Shelling could be also heard late at night in parts of Tripoli where a battle was raging in two southern suburbs, residents and an eastern military official said.
The shelling came a day after seven people were killed when Grad rockets hit a densely populated district of Tripoli, which the eastern Libyan forces of commander Khalifa Haftar have been trying to take, deepening the chaos that has plagued the oil-producing nation since 2011.
The Libyan National Army (LNA) of Benghazi-based Haftar has become bogged down in the southern suburbs of the capital.
In al-Suani, a southwestern suburb, Reuters reporters saw two mortar bombs almost hitting a clinic. The fighting has killed 205 people, including 18 civilians, and wounded 913 since the start of the campaign, the World Health Organization (WHO) said on Thursday.
Locals blamed Haftar’s forces for the shelling, saying the rockets had been fired from the direction of his positions south of the capital.
“We say to the United Nations and the Security Council: listen. Listen to the bombing… Rockets are coming down on us. For this reason, please find a solution for us,” said Youssef Salem, a displaced man from al-Suani.
The LNA has denied shelling residential areas.
The Tripoli government issued arrest warrants for Haftar and other top eastern officials, blaming them for Wednesday’s shelling.
Eastern officials have already issued arrest warrants for Tripoli premier Fayez al-Serraj and other western officials as there is no sign of a political solution or even of a ceasefire.
Foreign powers are worried but unable to present a united front over the latest flare-up in the cycle of anarchy and warfare that has gripped Libya since dictator Muammar Gaddafi was toppled in 2011.
The internationally recognized interior ministry accused France of supporting Haftar and said it would halt security cooperation with Paris.
“Any dealings with the French side in bilateral security agreements” will halt, the Tripoli-based interior ministry said in a statement.
A French presidential source said in response to the accusation that France supported the internationally recognized government in Tripoli and that Emmanuel Macron’s legitimate interlocutor was Serraj, with whom he spoke on Monday and reaffirmed that.
The French government was not immediately available for comment.
France has helped train Serraj’s presidential guard and in October 2013 signed a deal between a consultancy of the French interior ministry and the Libyan interior ministry to train 1,000 police.
Most recently in February, France provided the Tripoli government with six patrol boats for its coastline.
Paris has given Haftar support in the past, however, viewing him as the best bet to end the chaos that has reigned since a NATO-backed rebellion to end Gaddafi’s murderous four-decade rule.
Italy, with considerable oil interests in the OPEC member, supports the Tripoli government of Prime Minister Fayez al-Serraj and was furious with French reluctance to back a recent European Union resolution urging Haftar to halt his advance.
The conflict threatens to disrupt oil flows, foment migration across the Mediterranean Sea to Europe, and allow jihadists to exploit the chaos.
Haftar enjoys the backing of Egypt, the United Arab Emirates and Saudi Arabia, who view him as an anchor to restore stability and combat Islamist militants.
His forces came under attack on Thursday by an armed group at the Tamanhint base near the main southern city of Sabha.
The LNA managed to expel the attack, which killed two of its soldiers, an eastern official said.

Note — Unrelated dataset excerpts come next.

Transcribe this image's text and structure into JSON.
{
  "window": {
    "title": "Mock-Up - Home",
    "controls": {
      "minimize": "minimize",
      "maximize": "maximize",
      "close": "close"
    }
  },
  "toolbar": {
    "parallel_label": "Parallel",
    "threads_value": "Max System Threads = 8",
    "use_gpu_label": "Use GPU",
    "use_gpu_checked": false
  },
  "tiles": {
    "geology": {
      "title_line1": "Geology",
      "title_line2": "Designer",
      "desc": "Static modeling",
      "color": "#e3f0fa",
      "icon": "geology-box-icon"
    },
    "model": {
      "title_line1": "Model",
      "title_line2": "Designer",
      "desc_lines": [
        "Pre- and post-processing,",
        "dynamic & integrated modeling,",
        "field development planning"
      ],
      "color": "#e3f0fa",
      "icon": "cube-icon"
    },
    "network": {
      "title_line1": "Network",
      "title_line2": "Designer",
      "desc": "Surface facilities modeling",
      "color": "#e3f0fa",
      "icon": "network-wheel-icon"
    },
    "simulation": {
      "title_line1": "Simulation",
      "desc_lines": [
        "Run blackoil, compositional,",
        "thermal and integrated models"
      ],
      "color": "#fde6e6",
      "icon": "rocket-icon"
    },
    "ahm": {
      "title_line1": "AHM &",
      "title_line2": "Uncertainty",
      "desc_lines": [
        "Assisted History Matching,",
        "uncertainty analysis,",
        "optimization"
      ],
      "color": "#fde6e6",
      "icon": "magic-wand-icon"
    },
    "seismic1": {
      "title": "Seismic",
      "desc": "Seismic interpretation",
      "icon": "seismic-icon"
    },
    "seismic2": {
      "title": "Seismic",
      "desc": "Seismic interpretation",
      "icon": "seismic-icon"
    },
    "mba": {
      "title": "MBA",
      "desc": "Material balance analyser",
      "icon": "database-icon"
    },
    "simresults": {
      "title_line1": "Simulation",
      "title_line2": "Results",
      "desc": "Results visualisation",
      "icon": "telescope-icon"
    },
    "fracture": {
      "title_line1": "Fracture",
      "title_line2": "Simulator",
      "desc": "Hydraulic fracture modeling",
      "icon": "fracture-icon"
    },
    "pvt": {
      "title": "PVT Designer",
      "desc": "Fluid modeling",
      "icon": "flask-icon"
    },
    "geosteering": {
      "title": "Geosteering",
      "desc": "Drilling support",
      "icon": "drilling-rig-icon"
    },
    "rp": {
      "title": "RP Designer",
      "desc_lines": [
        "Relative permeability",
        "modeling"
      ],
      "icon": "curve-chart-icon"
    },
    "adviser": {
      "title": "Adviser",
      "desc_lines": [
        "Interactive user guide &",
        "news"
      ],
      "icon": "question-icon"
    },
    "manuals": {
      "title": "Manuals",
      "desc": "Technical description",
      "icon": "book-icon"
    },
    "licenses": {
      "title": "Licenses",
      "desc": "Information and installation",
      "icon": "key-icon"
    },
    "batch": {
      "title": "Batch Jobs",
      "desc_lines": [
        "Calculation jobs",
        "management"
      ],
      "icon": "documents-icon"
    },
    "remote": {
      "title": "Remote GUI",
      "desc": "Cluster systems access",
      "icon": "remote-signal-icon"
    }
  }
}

But it exposed a vulnerability as Haftar has moved much of its forces north.
The identity of the attackers was not immediately clear.
The LNA force seized earlier this year the south and its two oilfields, although tribesmen with flexible loyalties remain strong in the sparsely populated desert region.
On the weekend, the LNA dispatched a unit to the eastern oil ports of Ras Lanuf and Es Sider to prepare for a possible attack there.